A study of U.S. women published in the LANCET links insulin-like growth factor-1 (IGF-1) with breast cancer. Earlier this year a study linked IGF-1 to prostate cancer. Prostate and breast cancers are major killers of men and women in the U.S. and in other industrialized countries. IGF-1 levels are now being artificially increased in much of the cows' milk being sold throughout the U.S. These new cancer studies raise serious questions about the wisdom of allowing IGF-1 levels to be raised in milk.

The latest study found a 7-fold increased risk of breast cancer among pre-menopausal women younger than age 51 with the highest levels of IGF-1 in their blood. The prostate cancer study published in SCIENCE in January, 1998, found a 4-fold increase in risk of prostate cancer among men with the highest levels of IGF-1 in their blood. Thus IGF-1 in blood is associated with larger relative risks for common cancers than any other factor yet discovered.

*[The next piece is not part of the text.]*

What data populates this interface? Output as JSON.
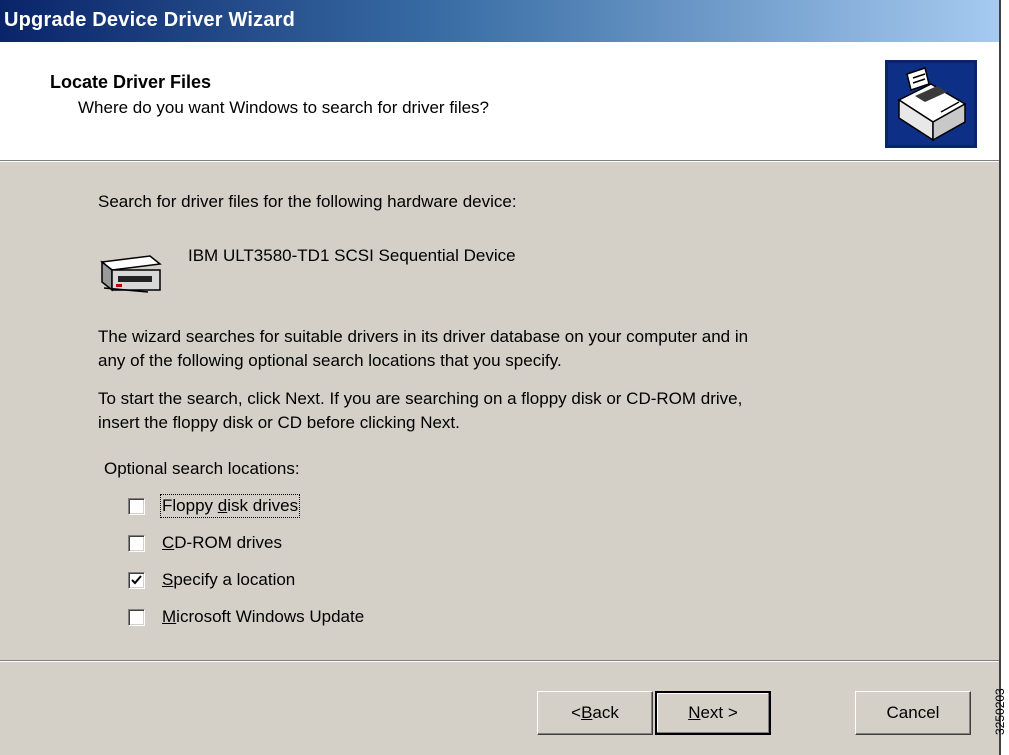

It is not clear from these studies whether IGF-1 causes these cancers, or whether elevated IGF-1 accompanies some other factor that causes these cancers. At the very least, researchers are hoping that measurements of IGF-1 will identify individuals at high risk of getting these cancers, so that surveillance might be increased. (However, it would be common practice in the U.S. for people under such surveillance to find their health insurance canceled, which tends to discourage participation in surveillance programs.)

IGF-1 is a powerful naturally-occurring growth hormone found in the blood of humans. Dairy cows injected with genetically-engineered bovine growth hormone (rBGH) give milk containing elevated levels of IGF-1, and the IGF-1 in milk can pass into the blood stream of milk consumers. Cows' IGF-1 is chemically identical to that in humans. Ingested IGF-1 would ordinarily be broken down in the stomach, but the presence of casein in milk prevents such breakdown. Thus these latest cancer findings raise important public health questions about the safety of milk from cows treated with bovine growth hormone (rBGH).

rBGH is injected into cows to extend by several weeks their period of lactation, and thus to force them to produce more milk. rBGH is not needed in any way because U.S. dairy cows already produce such an excess of milk that the U.S. government spends more than $200 million each year purchasing surplus milk, a subsidy to the milk industry. Because rBGH injections can cause numerous ill effects in cows, veterinarians in Germany have refused to administer rBGH to cows on grounds that it violates their professional code of ethics, which forbids intentional harm to animals. U.S. veterinarians have not taken a similar stand.